The CSWE provides training guidelines in its Education Policy and Accreditation Standards. In order to meet accreditation standards, MSW programs must offer at least 900 hours of field education, as well as instruction in nine competencies:

  • Ethical and professional behavior
  • Recognizing and respecting diversity and difference
  • Advancing human rights and social, economic, and environmental justice
  • Practice-informed research and research-informed practice
  • Understanding social policy
  • Engaging with individuals, families, groups, organizations, and communities
  • Assessing individuals, families, groups, organizations, and communities
  • Intervening with individuals, families, groups, organizations, and communities
  • Evaluating practice with individuals, families, groups, organizations, and communities

MSW Specializations and Program Types

In addition to core instruction in the general practice of social work, many MSW programs are designed to provide additional training in clinical and/or macro social work practice.

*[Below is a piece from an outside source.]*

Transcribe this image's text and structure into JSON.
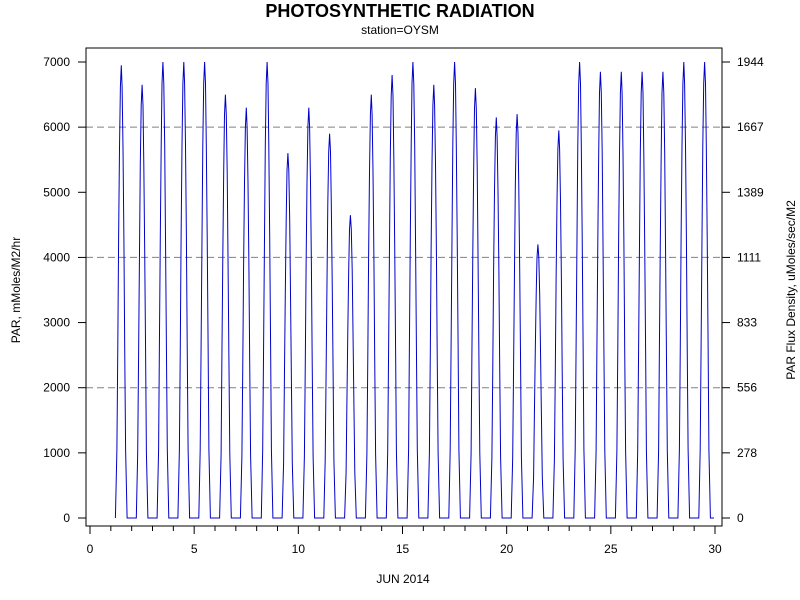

There are three main categories of MSW programs:

  • Clinical Social Work MSW Programs: An MSW program with a clinical social work specialization prepares students to work directly with clients, providing counseling services as well as general social services. In addition, these programs typically provide the necessary training to qualify for licensure as a Licensed Clinical Social Worker (LCSW).
  • Macro Social Work MSW Programs: An MSW program with a macro social work specialization prepares students to work as organizers, coordinators, administrators, and policy experts in community organizations, governmental agencies, and other health and human services programs. These programs typically do not provide the clinical training necessary for LCSW licensure.
  • Advanced Generalist MSW Programs: An advanced generalist MSW program typically provides instruction in both clinical and macro social work. It is important for students in these programs to complete their field education requirements in their desired area of practice so that they gain the experience needed for career advancement post-graduation. These programs may provide sufficient instruction in clinical practice for licensure as a LCSW, depending on the curriculum of the program and the student’s state of residence.

There are also MSW programs that offer coursework in other social work specialization. These include:

  • Adulthood and Aging
  • Child and Family Practice
  • Mental Health and Substance Abuse
  • Military and Veterans Services
  • School Counseling
  • Trauma and Grief Counseling

Finally, graduates from CSWE-accredited Bachelor of Social Work (BSW) programs may be eligible for admission to an Advanced Standing MSW program. These programs provide a shorter pathway to earning an MSW to qualified candidates who have already received undergraduate training in social work.

Eligibility for Admissions to MSW Programs

Graduates from regionally accredited bachelor’s degree programs are generally eligible to apply to most MSW programs. The exceptions are Advanced Standing MSW programs, which require applicants to hold a BSW degree. While some MSW programs require students to submit GRE test scores, many do not. Programs that do request standardized test scores may allow applicants to submit scores from either the GRE or the MAT exam.

In addition to test scores, admissions boards may take into account an applicant’s undergraduate GPA, relevant work or volunteer experience, two or more letters of recommendation, and/or a written personal goals statement. Some programs may have a minimum GPA that applicants must meet or exceed for admissions, and some programs have several undergraduate prerequisites (often a behavior science and/or statistics course) which applicants must demonstrate they have completed. The admissions standards and criteria for MSW programs vary by program; potential applicants should research admissions requirements before applying.